The Best Next Thing
Page 104
“Everything I said and did was always to preserve Blaine’s perfect public image. And then his precious memory. I was so…conditioned to do what was expected of me by then that I, once again, allowed them to control my thoughts, my words, even my emotions.
“Blaine and I had an argument. He thought I was going to leave him. He killed himself because he loved me too much to lose me. That was our story. I took the blame and his devoted parishioners hated me for what I did to their precious pastor. I played the victim, the villain, and the grieving widow all at the same time, when inside I was just so…relieved that he was gone. But you all were so sad. And I couldn’t stand it. I had to get away.”
“Why didn’t you tell us?” Rita’s tears had overflowed, and she was hanging on to Erik’s arm as if her life depended on it. The older man also had tears streaming down his devastated face as he stared at his daughter in horrified silence.
“I was so ashamed.” Her voice wobbled on the last word, and Miles palmed the vulnerable nape of her neck and squeezed it reassuringly to remind her that he was here if she needed him. “He made me feel like there was something wrong with me. Like I was to blame for everything he did. He didn’t want me to work. I know you thought I was wasting my education and when I mentioned possibly joining, or starting, a practice, he… he…” She shook her head, but the starkness in her eyes told its own harrowing tale.
“He isolated me from everybody. Not only because he wanted to control me, but because he was so possessive that he felt threatened and was jealous of any other relationships. I once had lunch with Faith, and afterward, he demanded to know where we had gone. What we had spoken about. What I had worn. None of my answers satisfied him. And he snapped. It never took much for him to snap. He broke a couple of ribs that time, and Sandra drove me to hospital to have them strapped. To this day, I don’t know how she explained it away. But she always had a handy excuse available for her clumsy daughter-in-law’s silly accidents.
“And the worst part of it all is, that I was so grateful to her for always helping me. I didn’t even understand until much later, how much she enabled him. She used my dependency on her to control my emotions. It wrecked me every time she told me she was disappointed in me for not being more aware of Blaine’s needs. For driving him to such extreme measure. For being so difficult.”
She stopped talking to take a thirsty drink of water. Faith was swearing, a steady stream of angry and impressively colorful invective. Rita and Erik were both still silently crying, and Charity, as if only now becoming aware of how her words had affected them blinked and gasped in horror.
“I’m sorry. I just wanted to get it all out. But I could have eased you into it a bit more—a little less…”

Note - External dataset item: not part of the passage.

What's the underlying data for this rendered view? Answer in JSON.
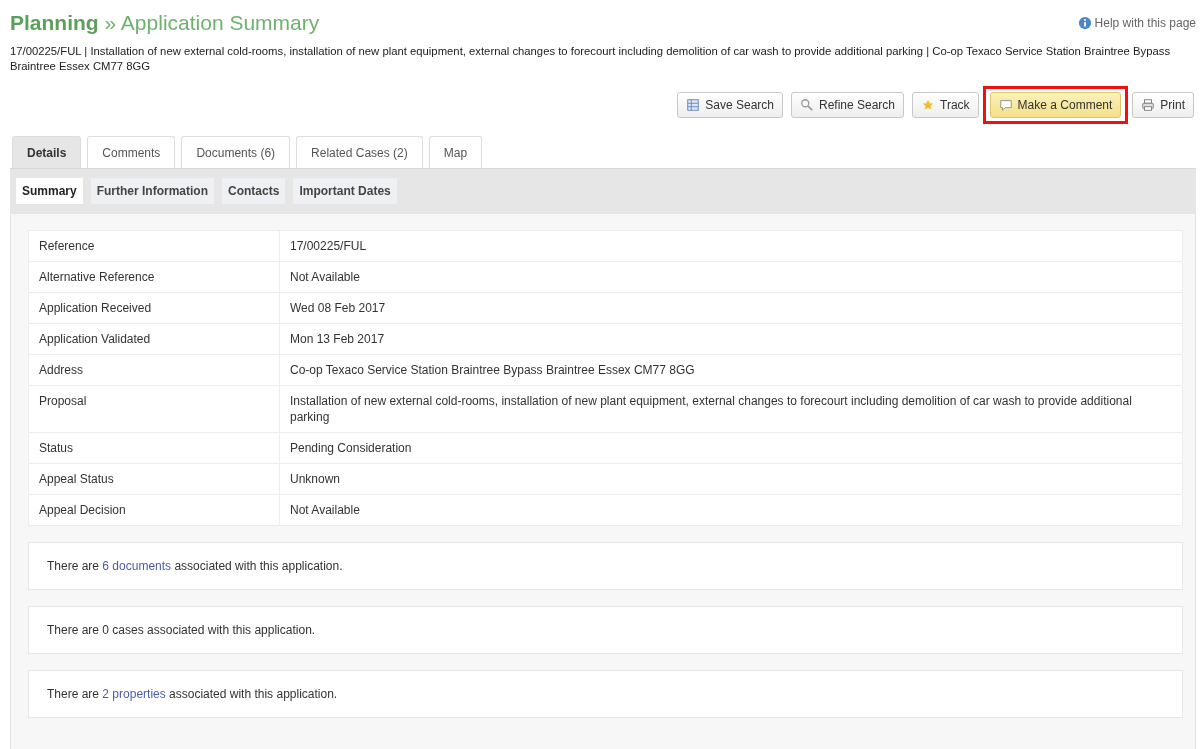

“Charity,” Miles murmured, brushing the back of his hand against her cheek. “Give them a second to process.”
“You were so quiet and withdrawn after the wedding. We all noticed, but…” Rita paused and shook her head bitterly. “Sandra told me you were just nervous about your new role as a pastor’s wife. You wanted to make a good impression, she told us. You were trying to tone down your wild streak.”
“She never had a fucking wild streak,” Erik growled, surprising Miles with the unexpected profanity. Thus far, the cheerful semi-retired neurosurgeon had been silently absorbing every painful hit. Earlier, Erik Cole had struck Miles as a cheery, good-natured man, who rarely had a bad word to say about anyone. Now he understandably resembled someone whose entire world had tilted on its axis. “We entrusted our beautiful, exuberant, free-spirited child to them. And they turned that spirit against her. It never sat right with me when they called her wild. But she seemed content. So, settled. Fuck…fuck. Charity. I’m so sorry, baby.”
“It’s not your fault, Daddy,” she said, taking hold of his hand and smiling at him through her tears. “None of you are to blame for his actions. And, it took me a very long time to understand this, but it’s not my fault either. For too long I believed that it was. I believed if I changed everything about myself, I could be what he needed me to be. But he was sick and twisted and he enjoyed hurting me.”
“We should have seen what was going on.”
“How? I didn’t let on. I became adept at hiding what was happening from the world. I withdrew from all of you. And I knew it must have been hurtful and confusing…And I’m so sorry for that.”